2) Next, you move to indexing and weighting against an identity palette. This is the best place to hide fails since all those identity matrices will give you back whatever you put in unless you see:
- Shrunken skin
- Your weights don’t add to 1.0.
- Explodey skin
- Your indices index outside of your palette.
- A unit volume of noise
- Reading weights instead of vertex positions.
- A non-unit pile of noise
- Reading indices converted to floats instead of vertex positions.
- Small ball of noise with spikes
- Reading the palette instead of vertex positions.
- Half a skin with an explodey component
- 1/4 size palette when you pass matrices as float4s and the matrix count as the float4 count.
- Reading indices with int data reinterpreted as floats.
- Zeros and not identity matrices in your palette.
- Zero sized palette.
3) Then you generate some real animation output and use it to populate your matrix palette.
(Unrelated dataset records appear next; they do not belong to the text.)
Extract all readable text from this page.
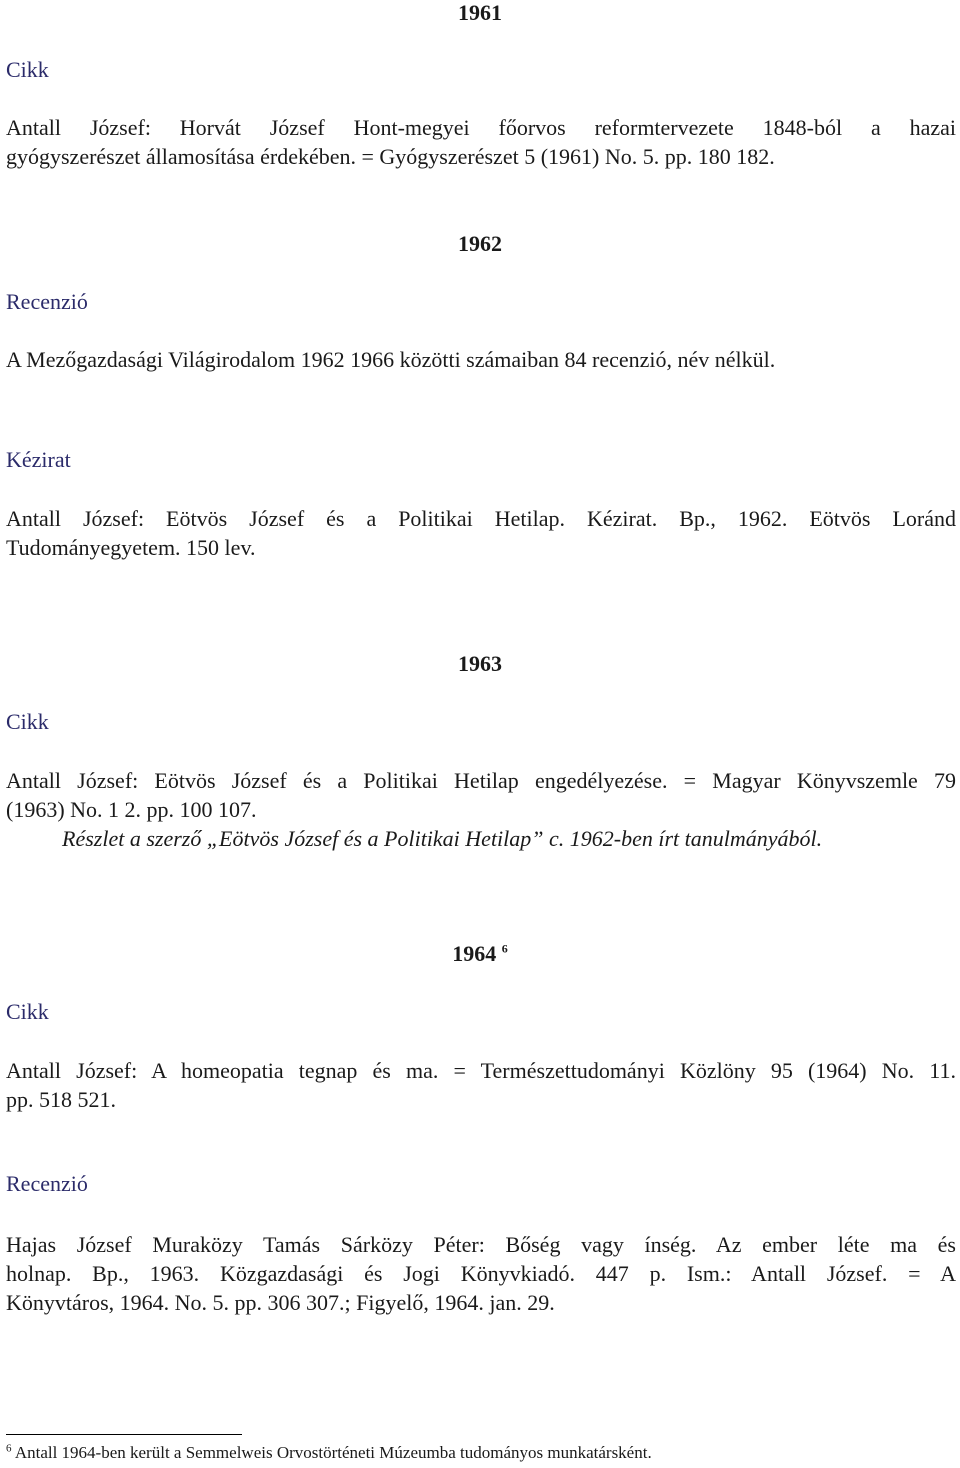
1961
Cikk
Antall József: Horvát József Hont-megyei főorvos reformtervezete 1848-ból a hazai
gyógyszerészet államosítása érdekében. = Gyógyszerészet 5 (1961) No. 5. pp. 180 182.
1962
Recenzió
A Mezőgazdasági Világirodalom 1962 1966 közötti számaiban 84 recenzió, név nélkül.
Kézirat
Antall József: Eötvös József és a Politikai Hetilap. Kézirat. Bp., 1962. Eötvös Loránd
Tudományegyetem. 150 lev.
1963
Cikk
Antall József: Eötvös József és a Politikai Hetilap engedélyezése. = Magyar Könyvszemle 79
(1963) No. 1 2. pp. 100 107.
Részlet a szerző „Eötvös József és a Politikai Hetilap” c. 1962-ben írt tanulmányából.
1964 $^6$
Cikk
Antall József: A homeopatia tegnap és ma. = Természettudományi Közlöny 95 (1964) No. 11.
pp. 518 521.
Recenzió
Hajas József Muraközy Tamás Sárközy Péter: Bőség vagy ínség. Az ember léte ma és
holnap. Bp., 1963. Közgazdasági és Jogi Könyvkiadó. 447 p. Ism.: Antall József. = A
Könyvtáros, 1964. No. 5. pp. 306 307.; Figyelő, 1964. jan. 29.
$^6$ Antall 1964-ben került a Semmelweis Orvostörténeti Múzeumba tudományos munkatársként.
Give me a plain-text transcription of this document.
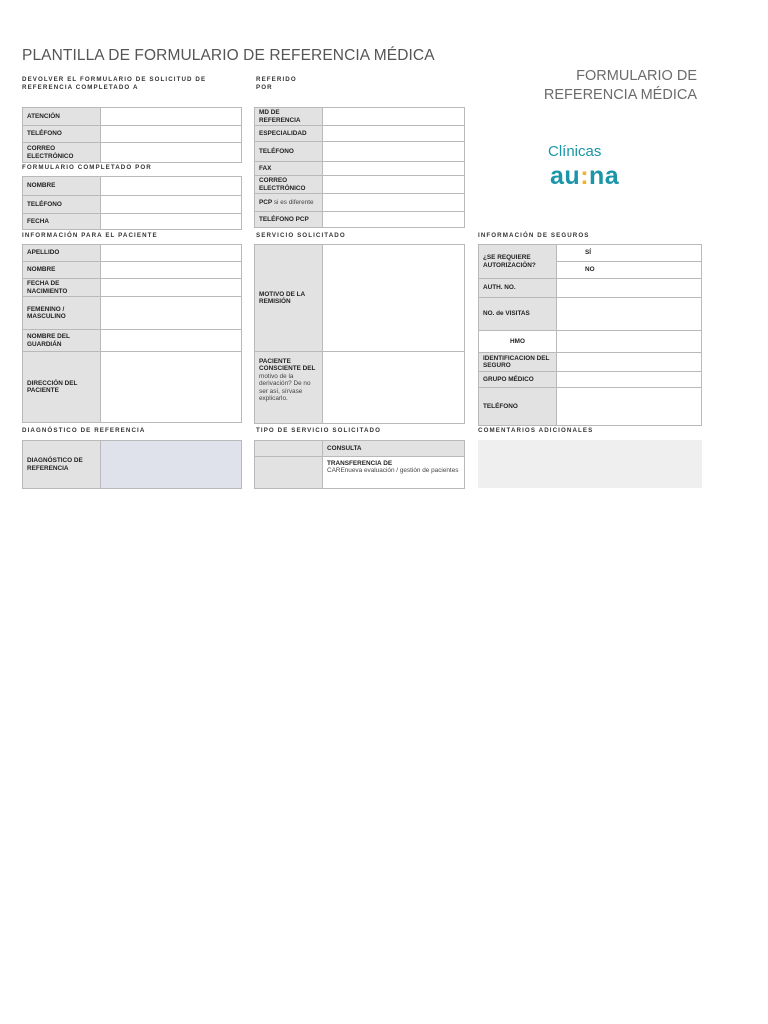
PLANTILLA DE FORMULARIO DE REFERENCIA MÉDICA
FORMULARIO DE REFERENCIA MÉDICA
Clínicas
au:na
DEVOLVER EL FORMULARIO DE SOLICITUD DE
REFERENCIA COMPLETADO A
REFERIDO
POR
FORMULARIO COMPLETADO POR
INFORMACIÓN PARA EL PACIENTE	SERVICIO SOLICITADO	INFORMACIÓN DE SEGUROS
DIAGNÓSTICO DE REFERENCIA	TIPO DE SERVICIO SOLICITADO	COMENTARIOS ADICIONALES
ATENCIÓN	
TELÉFONO	
CORREO ELECTRÓNICO	
NOMBRE	
TELÉFONO	
FECHA	
MD DE REFERENCIA	
ESPECIALIDAD	
TELÉFONO	
FAX	
CORREO ELECTRÓNICO	
PCP si es diferente	
TELÉFONO PCP	
APELLIDO	
NOMBRE	
FECHA DE NACIMIENTO	
FEMENINO / MASCULINO	
NOMBRE DEL GUARDIÁN	
DIRECCIÓN DEL PACIENTE	
MOTIVO DE LA REMISIÓN	
PACIENTE CONSCIENTE DEL
motivo de la derivación? De no ser así, sírvase explicarlo.	
¿SE REQUIERE AUTORIZACIÓN?	SÍ
	NO
AUTH. NO.	
NO. de VISITAS	
HMO	
IDENTIFICACION DEL SEGURO	
GRUPO MÉDICO	
TELÉFONO	
DIAGNÓSTICO DE REFERENCIA	
	CONSULTA
	TRANSFERENCIA DE
CAREnueva evaluación / gestión de pacientes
This is where you get what I believe is the most common skinning fail:
- John Carpenter’s The Thing (another classic example at igetyourfail)
- A classic image that typically means that you’ve missed a transpose/mixed up the matrix-vector multiply order.
- A similar effect comes from reskinning the skinned data – possible if you have compute skinning feeding the skinning vertex shader path.
- A bat like monstrosity
- This can happen when mismatching indices and weights, e.g. using weight[i] with index[N-i] – possibly due to the endianness of your packing. Similar to The Thing, but typically features like fingers are extruded when skinned by the wrong bones.
- Not animated
- Are you still writing the input vertex positions direct to the output, or not actually using the palette?
- Skin at wrong location
- Palette includes the world transform and so does the shader after skinning – double world transform.
- If packing indices as bytes in a 32 bit value, you could find you completely cobbled the decode of the indices – did you mask the index out of the indices or just mask the index to zero?
- Same as previous, but the output has moved offscreen – look around!
- Your palette is full of rubbish.
4) Once you’re happily animating, you want to get the rest of the lighting inputs so you want to skin the normals and maybe some bitangents. At this point you might see:
- Black sphere of noise
- Overwrote the input/output vertex positions with either the normals or bitangents.
- Correct mesh with lighting craziness
- Transformed the normals or bitangents with a W of 1.0, since you copied from the vertex positions.
- Used the vertex positions for the normals or bitangents – either bound the wrong view or reading everything from the vertex position view.
The point of all this is that you should be able to check everything here in a few minutes with the great graphics debugging tools we have available – praise be to Razor and RenderDoc!